A rare species of ‘giant’ tortoise, long believed to have gone extinct, has been found alive after over a century on the Galápagos Islands— a volcanic archipelago in the Pacific Ocean. The scientists are calling it a ‘big deal’.
The animal, which belongs to the rare Chelonoidis phantasticus species, has been named Fernanda after her Fernandina Island home, a largely unexplored active volcano in the western Galápagos Archipelago.
She is the first of her species identified in more than 100 years. A male species was found in 1906 by the explorer Rollo Beck during an expedition.
Fernanda was discovered in 2019, roaming inside a vegetation clump among the solidified lava of the islet, reports The Guardian. The researchers were able to confirm that the rare phantasticus species wasn’t extinct after they took a DNA sample to match it with the 1906 tortoise.
The researchers from Princeton University sequenced the genome of both the 1906 and the 2019 tortoise, matching them as members of the same species of giant tortoise, which was genetically different from the other 13 species of tortoise found in the Galápagos.
All giant Galápagos tortoises are all listed on the IUCN Red List from vulnerable to critically endangered, with one species already extinct.

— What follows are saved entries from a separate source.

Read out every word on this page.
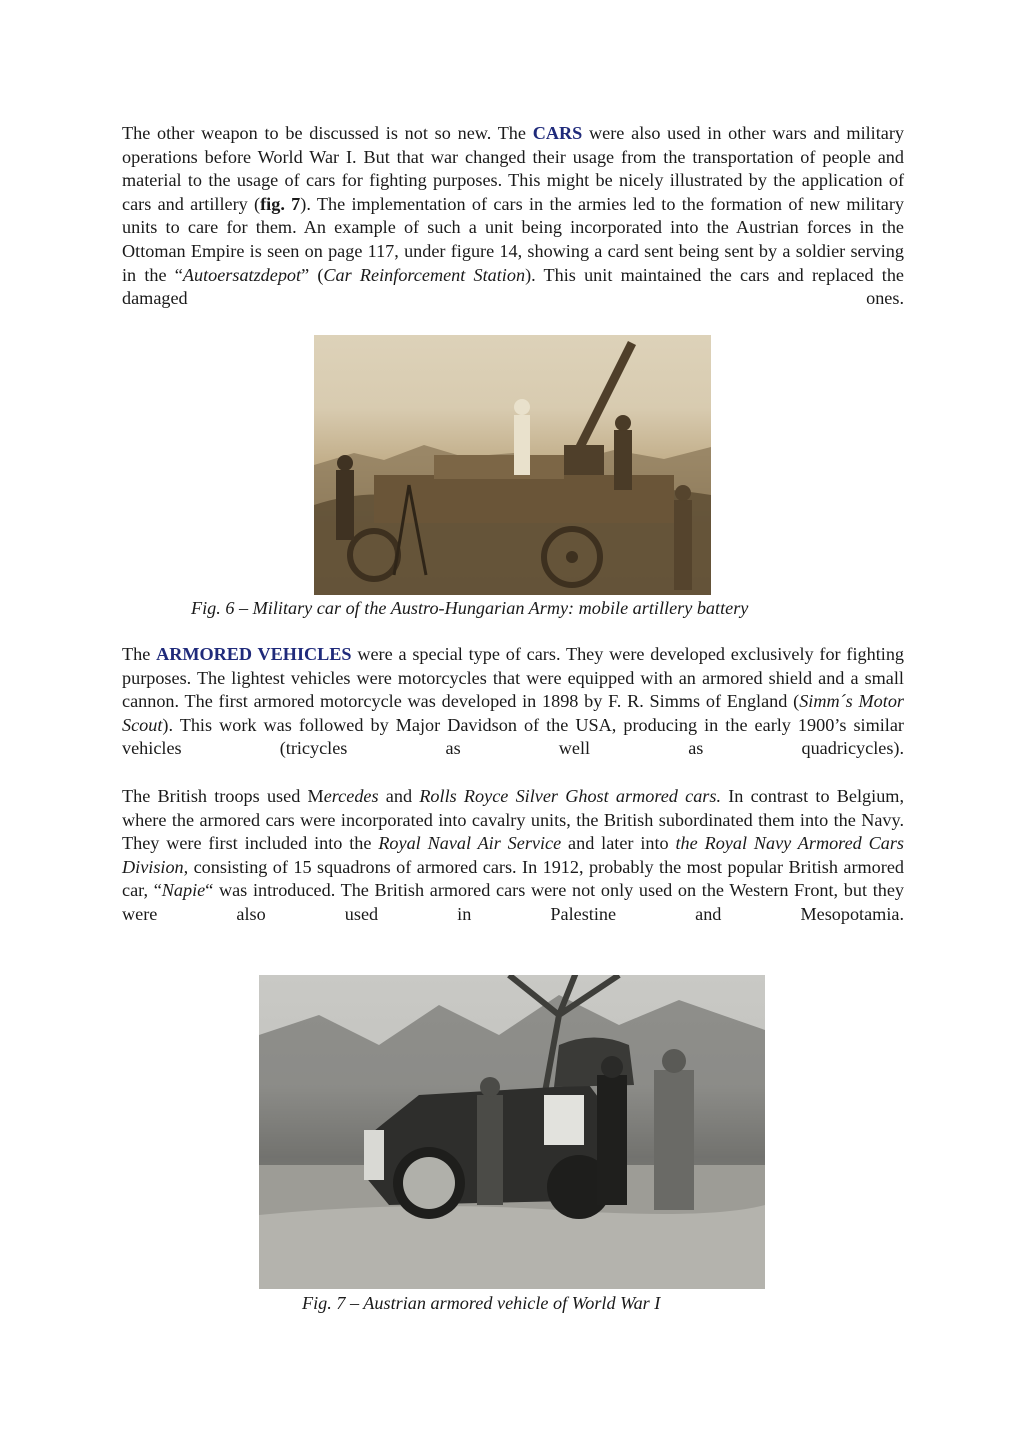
The other weapon to be discussed is not so new. The CARS were also used in other wars and military operations before World War I. But that war changed their usage from the transportation of people and material to the usage of cars for fighting purposes. This might be nicely illustrated by the application of cars and artillery (fig. 7). The implementation of cars in the armies led to the formation of new military units to care for them. An example of such a unit being incorporated into the Austrian forces in the Ottoman Empire is seen on page 117, under figure 14, showing a card sent being sent by a soldier serving in the “Autoersatzdepot” (Car Reinforcement Station). This unit maintained the cars and replaced the damaged ones.

Fig. 6 – Military car of the Austro-Hungarian Army: mobile artillery battery

The ARMORED VEHICLES were a special type of cars. They were developed exclusively for fighting purposes. The lightest vehicles were motorcycles that were equipped with an armored shield and a small cannon. The first armored motorcycle was developed in 1898 by F. R. Simms of England (Simm´s Motor Scout). This work was followed by Major Davidson of the USA, producing in the early 1900’s similar vehicles (tricycles as well as quadricycles).

The British troops used Mercedes and Rolls Royce Silver Ghost armored cars. In contrast to Belgium, where the armored cars were incorporated into cavalry units, the British subordinated them into the Navy. They were first included into the Royal Naval Air Service and later into the Royal Navy Armored Cars Division, consisting of 15 squadrons of armored cars. In 1912, probably the most popular British armored car, “Napie“ was introduced. The British armored cars were not only used on the Western Front, but they were also used in Palestine and Mesopotamia.

Fig. 7 – Austrian armored vehicle of World War I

“Everything that we knew about this species said it was extinct,” said Stephen Gaughran told The Guardian.
Gaughran is an ecology and evolutionary biology researcher at Princeton University and one of the lead authors of the study that announced the finding. His study was published on Thursday in the journal Communications Biology.
“So, it’s a big deal for a species that we thought was extinct for a hundred years to suddenly appear here.”
The research further suggest that Fernanda might not have been the only giant tortoise that got to the island and that there could have been populations of the tortoise on the island at some point.